Sicher ist dieser Teil Portugals im Nordwesten des Landes nicht so bekannt wie beispielsweise die Algarve, doch Naturliebhaber und Wassersportler haben den Reiz von Costa Verde längst entdeckt.
Wer in den Ferien von einem reinen Badeurlaub träumt, von heißen Sonnenbädern und langen Nächten in der Hotelbar, ist im Süden Portugals an der Algarve besser aufgehoben. Aber wer eine wunderschöne Naturlandschaft mit einer atemberaubenden, ja wilden Küste erleben möchte, der sollte auf jeden Fall nach Costa Verde.
Wie der Name bereits besagt, ist die Gegend hier in der Region Minho saftiggrün, ja regelrecht leuchtend, was allerdings zum größten Teil durch den häufigen Regen im Winter und Frühling zustande kommt.

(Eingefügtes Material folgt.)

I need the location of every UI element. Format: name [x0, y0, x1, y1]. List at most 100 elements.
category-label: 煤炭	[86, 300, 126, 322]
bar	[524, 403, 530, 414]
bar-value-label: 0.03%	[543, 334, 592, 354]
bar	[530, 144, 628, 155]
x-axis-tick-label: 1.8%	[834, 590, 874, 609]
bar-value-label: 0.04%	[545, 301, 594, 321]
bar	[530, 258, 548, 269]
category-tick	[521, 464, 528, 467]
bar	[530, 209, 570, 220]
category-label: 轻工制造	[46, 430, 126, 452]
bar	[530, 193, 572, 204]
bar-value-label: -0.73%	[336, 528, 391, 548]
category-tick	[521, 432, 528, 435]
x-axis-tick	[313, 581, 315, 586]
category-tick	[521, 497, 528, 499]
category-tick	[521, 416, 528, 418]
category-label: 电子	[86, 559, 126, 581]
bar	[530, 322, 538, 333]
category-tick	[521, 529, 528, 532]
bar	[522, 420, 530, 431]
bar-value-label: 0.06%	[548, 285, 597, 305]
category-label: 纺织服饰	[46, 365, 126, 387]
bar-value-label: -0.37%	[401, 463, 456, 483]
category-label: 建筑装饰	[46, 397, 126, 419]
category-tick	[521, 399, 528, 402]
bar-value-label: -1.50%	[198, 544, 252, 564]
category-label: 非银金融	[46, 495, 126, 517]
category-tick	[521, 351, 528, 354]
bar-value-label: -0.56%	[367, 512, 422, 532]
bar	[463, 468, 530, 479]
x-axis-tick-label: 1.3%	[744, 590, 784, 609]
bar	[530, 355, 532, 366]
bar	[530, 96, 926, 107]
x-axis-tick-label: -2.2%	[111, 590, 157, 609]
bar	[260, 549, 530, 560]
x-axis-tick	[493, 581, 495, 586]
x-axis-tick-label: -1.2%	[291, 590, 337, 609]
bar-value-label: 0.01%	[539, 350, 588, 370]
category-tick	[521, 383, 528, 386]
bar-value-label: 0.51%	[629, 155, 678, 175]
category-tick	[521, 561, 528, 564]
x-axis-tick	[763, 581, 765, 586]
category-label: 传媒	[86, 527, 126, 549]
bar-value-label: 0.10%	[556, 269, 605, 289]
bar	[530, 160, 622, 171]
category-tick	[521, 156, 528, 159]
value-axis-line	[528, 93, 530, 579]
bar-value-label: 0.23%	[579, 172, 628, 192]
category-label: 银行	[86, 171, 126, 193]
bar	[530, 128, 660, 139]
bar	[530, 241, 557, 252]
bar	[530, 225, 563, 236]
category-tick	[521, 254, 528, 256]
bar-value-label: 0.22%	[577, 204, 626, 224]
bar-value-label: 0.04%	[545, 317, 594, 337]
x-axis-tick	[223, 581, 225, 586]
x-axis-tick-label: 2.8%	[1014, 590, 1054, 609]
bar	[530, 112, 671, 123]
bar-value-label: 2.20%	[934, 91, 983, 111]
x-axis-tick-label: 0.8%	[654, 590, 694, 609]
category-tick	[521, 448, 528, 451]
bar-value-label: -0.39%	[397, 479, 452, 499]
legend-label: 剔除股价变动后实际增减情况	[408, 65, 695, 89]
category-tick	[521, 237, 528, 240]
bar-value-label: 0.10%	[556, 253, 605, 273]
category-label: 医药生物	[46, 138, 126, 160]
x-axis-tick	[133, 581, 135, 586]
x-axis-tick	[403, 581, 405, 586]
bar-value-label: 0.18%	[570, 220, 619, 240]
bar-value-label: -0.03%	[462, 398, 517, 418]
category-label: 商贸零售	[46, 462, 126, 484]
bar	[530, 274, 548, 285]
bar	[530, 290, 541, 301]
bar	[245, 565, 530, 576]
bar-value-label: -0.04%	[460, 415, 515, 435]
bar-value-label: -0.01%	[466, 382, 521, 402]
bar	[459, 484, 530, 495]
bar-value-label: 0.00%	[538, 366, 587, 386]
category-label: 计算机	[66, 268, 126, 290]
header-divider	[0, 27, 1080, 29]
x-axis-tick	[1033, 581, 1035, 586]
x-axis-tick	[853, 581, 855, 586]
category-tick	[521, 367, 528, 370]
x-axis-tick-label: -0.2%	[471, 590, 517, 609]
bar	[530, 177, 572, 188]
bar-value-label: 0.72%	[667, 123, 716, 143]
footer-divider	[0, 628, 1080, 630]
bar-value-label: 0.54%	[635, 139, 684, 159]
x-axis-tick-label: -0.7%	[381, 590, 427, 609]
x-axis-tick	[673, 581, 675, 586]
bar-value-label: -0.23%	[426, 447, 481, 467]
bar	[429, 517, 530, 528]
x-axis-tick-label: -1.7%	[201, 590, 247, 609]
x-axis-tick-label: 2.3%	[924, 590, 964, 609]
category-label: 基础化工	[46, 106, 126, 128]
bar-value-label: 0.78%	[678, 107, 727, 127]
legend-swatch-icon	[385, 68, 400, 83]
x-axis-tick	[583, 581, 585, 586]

Doch wer hier auf der Suche nach Ruhe und Erholung diesen Landstrich erkundet, stößt auf meist einsame Strände, eine beeindruckende Atlantikküste und ein unglaublich reizvolles Hinterland mit Wäldern und Weinbergen, Herrenhäusern und einsamen Bauernhöfen.
Während die Surfer und Kite-Surfer kaum von den Stränden wegzubekommen sind, ist es für andere wiederum spannender, die interessante Region genauer kennen zu lernen.
Das mittelalterliche Städtchen Caminha thront über dem Minho-Fluss und ist vor allem wegen seines Glockenturms aus dem 15. Jahrhundert und seiner alten Stadtmauer ein Erlebnis.
Auch rund um das verträumte Vila Praia de Ancora finden sich inmitten einer idyllischen Landschaft mehrere Festungen und Burgen.
Costa Verde – Für alle, die von Portugal mehr erleben wollen.